In the past weeks, the internet has been bombarded with texts, images, and videos generated from Large Language Models such as GPT3, Stable Diffusion, and DALLE-2. These systems have access to--for intensive purposes-- the totality of human knowledge. They use this knowledge to create Turing-passable outputs. The texts are often boring, but the images are beautiful, at least when artistic care is given to taming one's prompts.

The gatekeepers have kept the generation of pornographic content outside the boundaries of acceptable prompts. This has worked well, outside minor controversies. Gatekeepers do this because of deepfakes. Also known as revenge porn, this implies the creation of pornographic content that resembles a real human, often used to shame them. But the main problem, if I understand correctly, is linking faked content to a specific human. Let's assume we can go around this problem.


A Last Exploitation

If we take all legally uploaded images and videos available on the internet, one can generate pornographic content. In fact, Unstable Diffusion is trying to do exactly that. I claim this is a morally ambiguous problem.

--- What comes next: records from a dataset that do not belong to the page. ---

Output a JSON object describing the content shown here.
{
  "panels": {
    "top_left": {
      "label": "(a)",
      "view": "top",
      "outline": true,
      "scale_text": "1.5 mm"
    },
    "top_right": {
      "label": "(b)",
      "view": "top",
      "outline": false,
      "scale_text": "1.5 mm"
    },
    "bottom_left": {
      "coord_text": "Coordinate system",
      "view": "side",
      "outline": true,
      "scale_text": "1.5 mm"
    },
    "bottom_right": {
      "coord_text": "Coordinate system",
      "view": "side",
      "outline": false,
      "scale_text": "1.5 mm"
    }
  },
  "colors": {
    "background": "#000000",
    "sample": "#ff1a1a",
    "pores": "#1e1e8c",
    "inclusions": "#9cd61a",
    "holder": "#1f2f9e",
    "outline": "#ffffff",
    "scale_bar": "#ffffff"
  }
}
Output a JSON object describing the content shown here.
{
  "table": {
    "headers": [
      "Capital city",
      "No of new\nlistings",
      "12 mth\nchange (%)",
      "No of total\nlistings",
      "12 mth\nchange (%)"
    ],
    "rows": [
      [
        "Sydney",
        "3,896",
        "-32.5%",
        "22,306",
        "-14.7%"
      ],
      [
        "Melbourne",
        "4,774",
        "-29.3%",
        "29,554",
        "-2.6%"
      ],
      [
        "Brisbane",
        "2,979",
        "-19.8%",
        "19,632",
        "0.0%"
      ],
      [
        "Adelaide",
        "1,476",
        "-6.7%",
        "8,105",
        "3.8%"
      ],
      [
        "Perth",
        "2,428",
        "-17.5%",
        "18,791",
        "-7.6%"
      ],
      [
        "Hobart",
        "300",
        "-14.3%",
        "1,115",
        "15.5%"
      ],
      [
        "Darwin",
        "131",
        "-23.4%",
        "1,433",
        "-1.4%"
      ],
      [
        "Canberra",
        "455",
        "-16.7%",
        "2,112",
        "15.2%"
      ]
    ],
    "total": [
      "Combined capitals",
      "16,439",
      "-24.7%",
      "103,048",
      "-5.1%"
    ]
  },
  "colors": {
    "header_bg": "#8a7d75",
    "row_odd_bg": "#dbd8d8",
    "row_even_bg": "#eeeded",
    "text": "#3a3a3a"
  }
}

On the one side, we have the Luddite problem brought on by any creative disruption. Just like graphic designers and painters, the people who make a living performing and filming pornographic content will be hurt. The fate of the creatively destroyed is an ancient problem faced with disregard by most economic theory. So I won't engage with it.


There is a clear point in regarding the copyrights of the "texts" (e.g., letters, pixels, and videos) used to train the models. The bodies depicted in this content are human and form the crucible upon which diffusion algorithms create their outputs: i.e., the content. As before, this is a credit assignment problem and can be resolved under some form of innovation in the copyright system. Similar to how Tiktok remunerates the people who made the music used in viral videos: a fickle kind of truce.


What could be gained is the creation of novel content that pleases the user base and does not require humans. It will, first and foremost, become a form of innovation. It will remove humans' need to bear their bodies and perform highly taxing physical work to earn a wage. As such, it will decrease the cost of production.


Drain the Swamp

As our societies prosper, it becomes harder to find people willing to spend their time making pornographic content. In other words, as societies prosper, the price of pornographic content increases. High prices incentivize new firms to provide content. The marginal firm often comes from marginalized communities that face turmoil and exploitation. It is no mystery why there is less content coming from Western than Eastern Europe.

If algorithmically generate content is good enough to satisfice a large part of the internet, the price of pornographic content will go down. With the lower price will go much physical labor and potentially a lot of exploitation. That is, as long as people watch porn for the moving pixels and not for watching evidence of a person having sex.


As a society, we might need to support the current workers who lose their livelihoods and provide a form for remunerating the people whose physical labor helps train future content. But in doing so, we might transition to a world in which our grandchildren might tell us: "Hey, Grandpa, how could you all watch porn? Did you not care for the people's rights?"


PS: The image above comes from the Humanae project from Angelica Dass. I love this project. It actually led to my first-ever post.